New research and data regarding celiac disease diagnosis is bringing changes. There will no longer be the need for an endoscopic examination under general anesthesia for children making the diagnosis procedure a lot easier for both the young patients and the physicians. After 40 years the duodenal biopsy which was obtained through an endoscopic examination is no longer needed and a blood test is now the preferred screening method for diagnosis. Therefore children with anti-transglutaminase antibodies that are 10 times the normal values will no longer require an endoscopy.


celiac disease diagnosis


A biopsy still remains necessary for celiac disease diagnosis in adults

The new guidelines have been implemented according to the directions of the European Society of Paediatric Gastroenterology, Hepatology and Nutrition, indicating that children may be diagnosed without an endoscopy examination; however, the endoscopy will still be used to diagnose celiac disease in adults.

“In children with symptoms that are suggestive of celiac disease, where the level of anti-transglutaminase antibodies (anti-TG2) is at least 10 times higher than the normal value, in combination with a positive endomysial antibody (EMA) and in the presence of a genetic test compatible with the diagnosis itself, the diagnosis is certain regardless of the presence of a duodenal biopsy. There is indeed evidence that high levels of anti-TG2 antibodies predict the presence of villous atrophy,” explains Dr. Paoletti Preatoni, Gastroenterologist and Digestive Endoscopist at Humanitas hospital.


What are the advantages of these new guidelines for celiac disease diagnosis in children?

“Surely there will be a lot less discomfort due to the noninvasive diagnostic technique. Do not forget that the age of the initial diagnosis can also be lower, at around 2-3 years.”

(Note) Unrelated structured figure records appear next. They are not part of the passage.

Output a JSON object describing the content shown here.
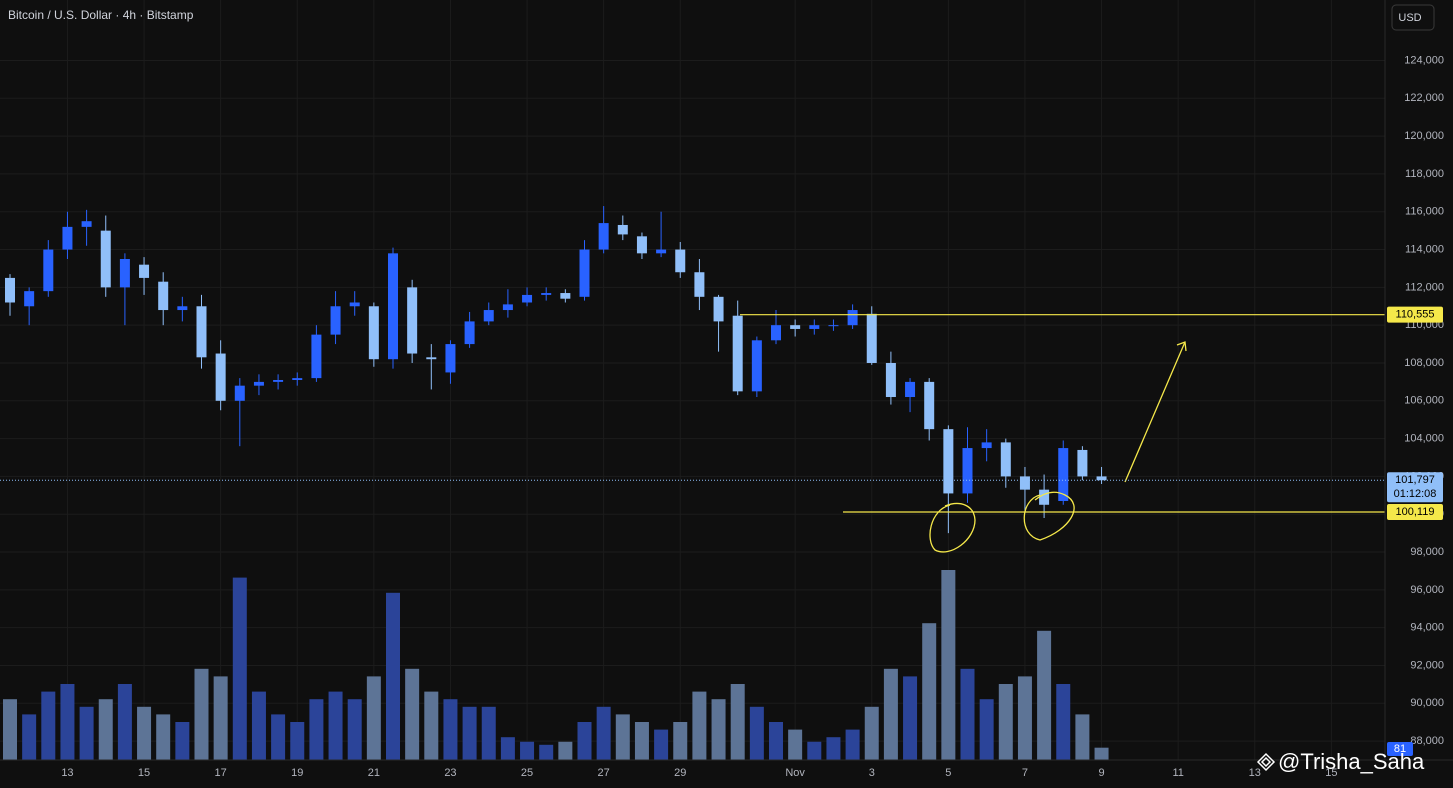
{
  "chart_data": {
    "type": "candlestick",
    "title": "Bitcoin / U.S. Dollar · 4h · Bitstamp",
    "currency": "USD",
    "watermark": "@Trisha_Saha",
    "up_color": "#2962ff",
    "down_color": "#90bff9",
    "volume_up_color": "#2b4499",
    "volume_down_color": "#5d7496",
    "grid": true,
    "categories": [
      null,
      null,
      null,
      "13",
      null,
      null,
      null,
      "15",
      null,
      null,
      null,
      "17",
      null,
      null,
      null,
      "19",
      null,
      null,
      null,
      "21",
      null,
      null,
      null,
      "23",
      null,
      null,
      null,
      "25",
      null,
      null,
      null,
      "27",
      null,
      null,
      null,
      "29",
      null,
      null,
      null,
      null,
      null,
      "Nov",
      null,
      null,
      null,
      "3",
      null,
      null,
      null,
      "5",
      null,
      null,
      null,
      "7",
      null,
      null,
      null,
      "9",
      null,
      null,
      null,
      "11",
      null,
      null,
      null,
      "13",
      null,
      null,
      null,
      "15"
    ],
    "open": [
      112500,
      111000,
      111800,
      114000,
      115200,
      115000,
      112000,
      113200,
      112300,
      110800,
      111000,
      108500,
      106000,
      106800,
      107000,
      107100,
      107200,
      109500,
      111000,
      111000,
      108200,
      112000,
      108300,
      107500,
      109000,
      110200,
      110800,
      111200,
      111600,
      111700,
      111500,
      114000,
      115300,
      114700,
      113800,
      114000,
      112800,
      111500,
      110500,
      106500,
      109200,
      110000,
      109800,
      110000,
      110000,
      110600,
      108000,
      106200,
      107000,
      104500,
      101100,
      103500,
      103800,
      102000,
      101300,
      100700,
      103400,
      102000,
      null,
      null,
      null,
      null,
      null,
      null,
      null,
      null,
      null,
      null,
      null,
      null
    ],
    "high": [
      112700,
      112000,
      114500,
      116000,
      116100,
      115800,
      113800,
      113600,
      112800,
      111500,
      111600,
      109200,
      107200,
      107400,
      107400,
      107500,
      110000,
      111800,
      111800,
      111200,
      114100,
      112400,
      109000,
      109200,
      110700,
      111200,
      111900,
      112000,
      112000,
      111900,
      114500,
      116300,
      115800,
      114900,
      116000,
      114400,
      113500,
      111600,
      111300,
      109400,
      110800,
      110300,
      110300,
      110300,
      111100,
      111000,
      108600,
      107200,
      107200,
      104700,
      104600,
      104500,
      104000,
      102500,
      102100,
      103900,
      103600,
      102500,
      null,
      null,
      null,
      null,
      null,
      null,
      null,
      null,
      null,
      null,
      null,
      null
    ],
    "low": [
      110500,
      110000,
      111500,
      113500,
      114200,
      111500,
      110000,
      111600,
      110000,
      110200,
      107700,
      105500,
      103600,
      106300,
      106600,
      106800,
      107000,
      109000,
      110500,
      107800,
      107700,
      108000,
      106600,
      106900,
      108800,
      110000,
      110400,
      111000,
      111300,
      111200,
      111300,
      113800,
      114500,
      113500,
      113600,
      112500,
      110800,
      108600,
      106300,
      106200,
      109000,
      109400,
      109500,
      109700,
      109800,
      107900,
      105800,
      105400,
      103900,
      99000,
      100600,
      102800,
      101400,
      100200,
      99800,
      100500,
      101800,
      101600,
      null,
      null,
      null,
      null,
      null,
      null,
      null,
      null,
      null,
      null,
      null,
      null
    ],
    "close": [
      111200,
      111800,
      114000,
      115200,
      115500,
      112000,
      113500,
      112500,
      110800,
      111000,
      108300,
      106000,
      106800,
      107000,
      107100,
      107200,
      109500,
      111000,
      111200,
      108200,
      113800,
      108500,
      108200,
      109000,
      110200,
      110800,
      111100,
      111600,
      111700,
      111400,
      114000,
      115400,
      114800,
      113800,
      114000,
      112800,
      111500,
      110200,
      106500,
      109200,
      110000,
      109800,
      110000,
      110000,
      110800,
      108000,
      106200,
      107000,
      104500,
      101100,
      103500,
      103800,
      102000,
      101300,
      100500,
      103500,
      102000,
      101797,
      null,
      null,
      null,
      null,
      null,
      null,
      null,
      null,
      null,
      null,
      null,
      null
    ],
    "volume": [
      400,
      300,
      450,
      500,
      350,
      400,
      500,
      350,
      300,
      250,
      600,
      550,
      1200,
      450,
      300,
      250,
      400,
      450,
      400,
      550,
      1100,
      600,
      450,
      400,
      350,
      350,
      150,
      120,
      100,
      120,
      250,
      350,
      300,
      250,
      200,
      250,
      450,
      400,
      500,
      350,
      250,
      200,
      120,
      150,
      200,
      350,
      600,
      550,
      900,
      1250,
      600,
      400,
      500,
      550,
      850,
      500,
      300,
      81,
      null,
      null,
      null,
      null,
      null,
      null,
      null,
      null,
      null,
      null,
      null,
      null
    ],
    "volume_label": "81",
    "ylim": [
      87000,
      127200
    ],
    "yticks": [
      {
        "value": 88000,
        "label": "88,000"
      },
      {
        "value": 90000,
        "label": "90,000"
      },
      {
        "value": 92000,
        "label": "92,000"
      },
      {
        "value": 94000,
        "label": "94,000"
      },
      {
        "value": 96000,
        "label": "96,000"
      },
      {
        "value": 98000,
        "label": "98,000"
      },
      {
        "value": 100000,
        "label": "100,000"
      },
      {
        "value": 102000,
        "label": "102,000"
      },
      {
        "value": 104000,
        "label": "104,000"
      },
      {
        "value": 106000,
        "label": "106,000"
      },
      {
        "value": 108000,
        "label": "108,000"
      },
      {
        "value": 110000,
        "label": "110,000"
      },
      {
        "value": 112000,
        "label": "112,000"
      },
      {
        "value": 114000,
        "label": "114,000"
      },
      {
        "value": 116000,
        "label": "116,000"
      },
      {
        "value": 118000,
        "label": "118,000"
      },
      {
        "value": 120000,
        "label": "120,000"
      },
      {
        "value": 122000,
        "label": "122,000"
      },
      {
        "value": 124000,
        "label": "124,000"
      }
    ],
    "levels": [
      {
        "value": 110555,
        "label": "110,555"
      },
      {
        "value": 100119,
        "label": "100,119"
      }
    ],
    "level_color": "#f5e84a",
    "last_price": {
      "value": 101797,
      "label": "101,797"
    },
    "countdown": "01:12:08"
  }
}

In Italy compared to about 180 thousand patients there are an estimated 400 thousand people that are not diagnosed, including 50 thousand children. Moreover, although there are still so few diagnoses, it is estimated that 1 out of 5 diagnoses is wrong. Therefore only 25% of celiac disease cases are diagnosed correctly and receiving treatment.


Is it possible to detect more cases of celiac disease with the new guidelines?

“Many cases of submerged celiac disease could emerge thanks to this new non-invasive diagnostic technique for children as well as from screening family members of people with a celiac disease diagnosis,” – concludes Dr. Preatoni.